As we learned in Programming 101, we can pull common code into a subroutine and call the subroutine. But when I do this, I get a compiler error:

IEnumerable<int> CountTo100Twice()
{
 CountTo100();
 CountTo100();
}

void CountTo100() { int i; for (i = 1; i <= 100; i++) { yield return i; } }

What am I doing wrong? How can I move the “count to 100” into a subroutine and call it twice from the CountTo100Twice function?

As we saw last time, iterators are not coroutines. The technique above would have worked great had we built iterators out of, say, fibers instead of building them out of state machines.

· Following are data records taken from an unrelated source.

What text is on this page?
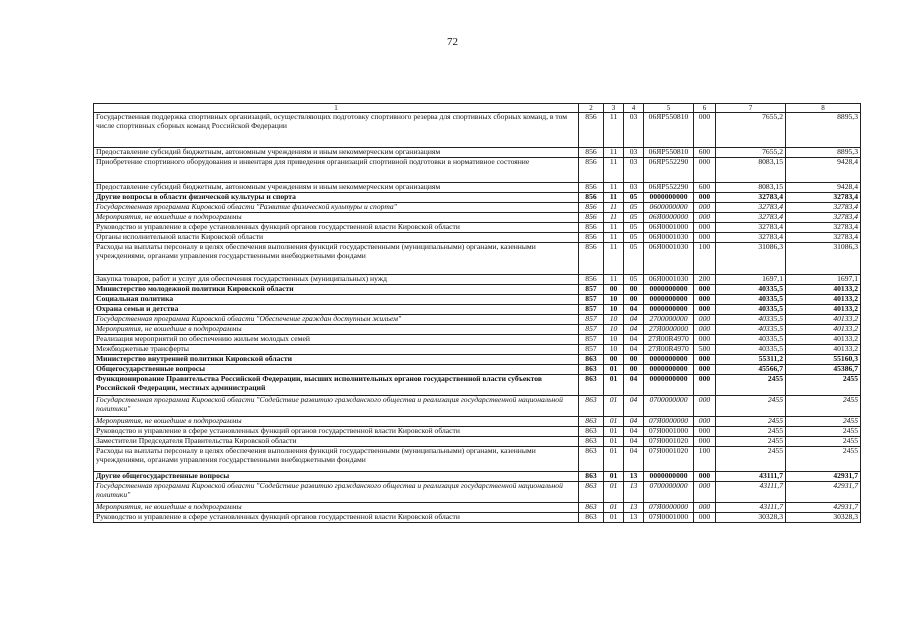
72
1	2	3	4	5	6	7	8
Государственная поддержка спортивных организаций, осуществляющих подготовку спортивного резерва для спортивных сборных команд, в том числе спортивных сборных команд Российской Федерации	856	11	03	06ЯР550810	000	7655,2	8895,3
Предоставление субсидий бюджетным, автономным учреждениям и иным некоммерческим организациям	856	11	03	06ЯР550810	600	7655,2	8895,3
Приобретение спортивного оборудования и инвентаря для приведения организаций спортивной подготовки в нормативное состояние	856	11	03	06ЯР552290	000	8083,15	9428,4
Предоставление субсидий бюджетным, автономным учреждениям и иным некоммерческим организациям	856	11	03	06ЯР552290	600	8083,15	9428,4
Другие вопросы в области физической культуры и спорта	856	11	05	0000000000	000	32783,4	32783,4
Государственная программа Кировской области "Развитие физической культуры и спорта"	856	11	05	0600000000	000	32783,4	32783,4
Мероприятия, не вошедшие в подпрограммы	856	11	05	06Я0000000	000	32783,4	32783,4
Руководство и управление в сфере установленных функций органов государственной власти Кировской области	856	11	05	06Я0001000	000	32783,4	32783,4
Органы исполнительной власти Кировской области	856	11	05	06Я0001030	000	32783,4	32783,4
Расходы на выплаты персоналу в целях обеспечения выполнения функций государственными (муниципальными) органами, казенными учреждениями, органами управления государственными внебюджетными фондами	856	11	05	06Я0001030	100	31086,3	31086,3
Закупка товаров, работ и услуг для обеспечения государственных (муниципальных) нужд	856	11	05	06Я0001030	200	1697,1	1697,1
Министерство молодежной политики Кировской области	857	00	00	0000000000	000	40335,5	40133,2
Социальная политика	857	10	00	0000000000	000	40335,5	40133,2
Охрана семьи и детства	857	10	04	0000000000	000	40335,5	40133,2
Государственная программа Кировской области "Обеспечение граждан доступным жильем"	857	10	04	2700000000	000	40335,5	40133,2
Мероприятия, не вошедшие в подпрограммы	857	10	04	27Я0000000	000	40335,5	40133,2
Реализация мероприятий по обеспечению жильем молодых семей	857	10	04	27Я00R4970	000	40335,5	40133,2
Межбюджетные трансферты	857	10	04	27Я00R4970	500	40335,5	40133,2
Министерство внутренней политики Кировской области	863	00	00	0000000000	000	55311,2	55160,3
Общегосударственные вопросы	863	01	00	0000000000	000	45566,7	45386,7
Функционирование Правительства Российской Федерации, высших исполнительных органов государственной власти субъектов Российской Федерации, местных администраций	863	01	04	0000000000	000	2455	2455
Государственная программа Кировской области "Содействие развитию гражданского общества и реализация государственной национальной политики"	863	01	04	0700000000	000	2455	2455
Мероприятия, не вошедшие в подпрограммы	863	01	04	07Я0000000	000	2455	2455
Руководство и управление в сфере установленных функций органов государственной власти Кировской области	863	01	04	07Я0001000	000	2455	2455
Заместители Председателя Правительства Кировской области	863	01	04	07Я0001020	000	2455	2455
Расходы на выплаты персоналу в целях обеспечения выполнения функций государственными (муниципальными) органами, казенными учреждениями, органами управления государственными внебюджетными фондами	863	01	04	07Я0001020	100	2455	2455
Другие общегосударственные вопросы	863	01	13	0000000000	000	43111,7	42931,7
Государственная программа Кировской области "Содействие развитию гражданского общества и реализация государственной национальной политики"	863	01	13	0700000000	000	43111,7	42931,7
Мероприятия, не вошедшие в подпрограммы	863	01	13	07Я0000000	000	43111,7	42931,7
Руководство и управление в сфере установленных функций органов государственной власти Кировской области	863	01	13	07Я0001000	000	30328,3	30328,3
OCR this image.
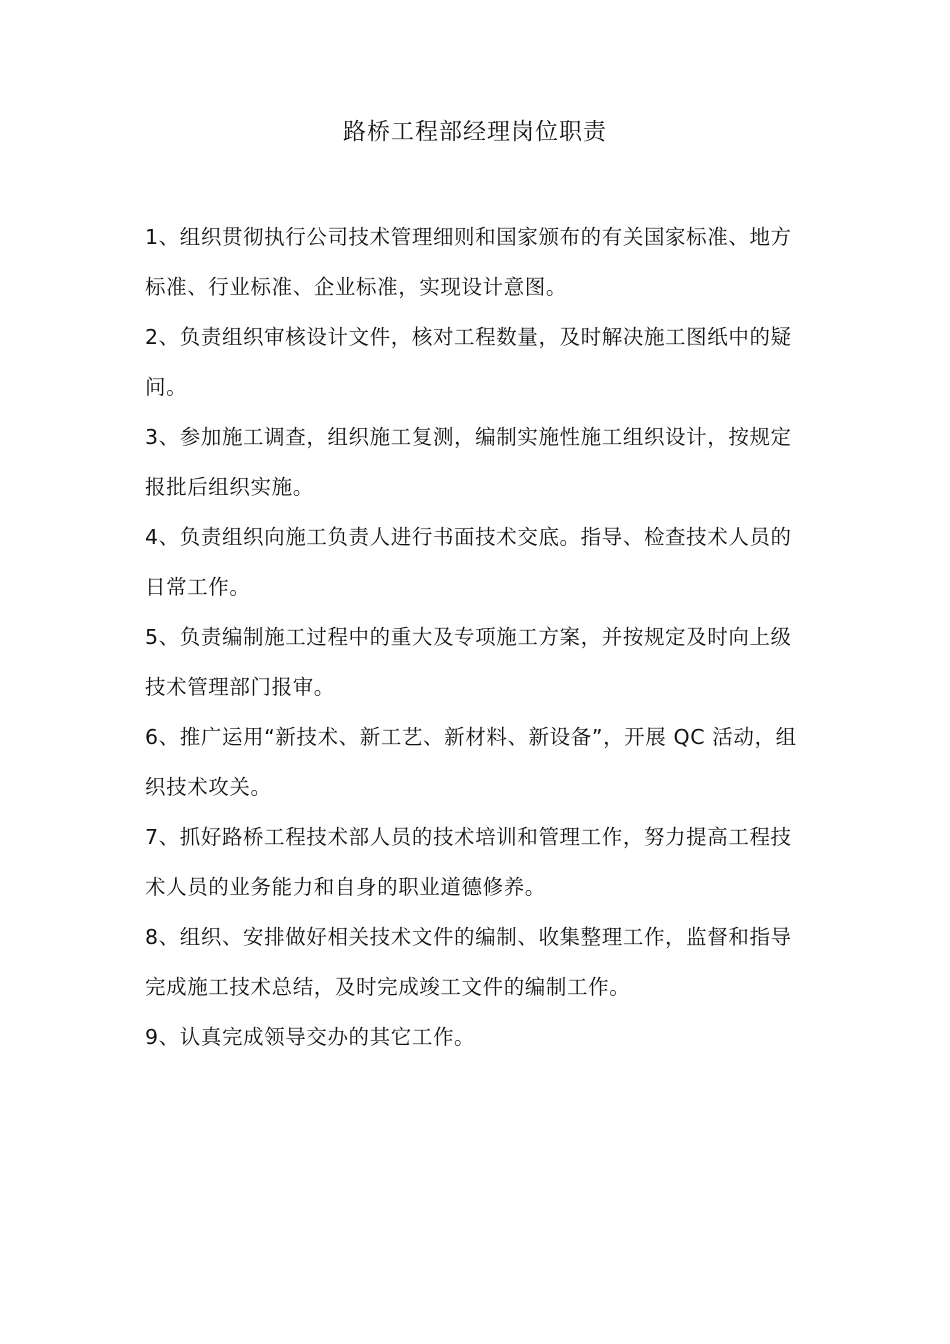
路桥工程部经理岗位职责

1、组织贯彻执行公司技术管理细则和国家颁布的有关国家标准、地方标准、行业标准、企业标准，实现设计意图。

2、负责组织审核设计文件，核对工程数量，及时解决施工图纸中的疑问。

3、参加施工调查，组织施工复测，编制实施性施工组织设计，按规定报批后组织实施。

4、负责组织向施工负责人进行书面技术交底。指导、检查技术人员的日常工作。

5、负责编制施工过程中的重大及专项施工方案，并按规定及时向上级技术管理部门报审。

6、推广运用“新技术、新工艺、新材料、新设备”，开展 QC 活动，组织技术攻关。

7、抓好路桥工程技术部人员的技术培训和管理工作，努力提高工程技术人员的业务能力和自身的职业道德修养。

8、组织、安排做好相关技术文件的编制、收集整理工作，监督和指导完成施工技术总结，及时完成竣工文件的编制工作。

9、认真完成领导交办的其它工作。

As state machines, all yield return statements must occur at the “top level”. So how do you iterate with the help of subroutines?

You make the subroutine its own iterator and suck the results out from the main function:

IEnumerable<int> CountTo100Twice()
{
 foreach (int i in CountTo100()) yield return i;
 foreach (int i in CountTo100()) yield return i;
}

IEnumerable<int> CountTo100() { for (i = 1; i <= 100; i++) { yield return i; } }

Exercise: Consider the following fragment:

 foreach (int i in CountTo100Twice()) {
  …
 }

Explain what happens on the 150th call to MoveNext() in the above loop. Discuss its consequences for recursive enumerators (such as tree traversal).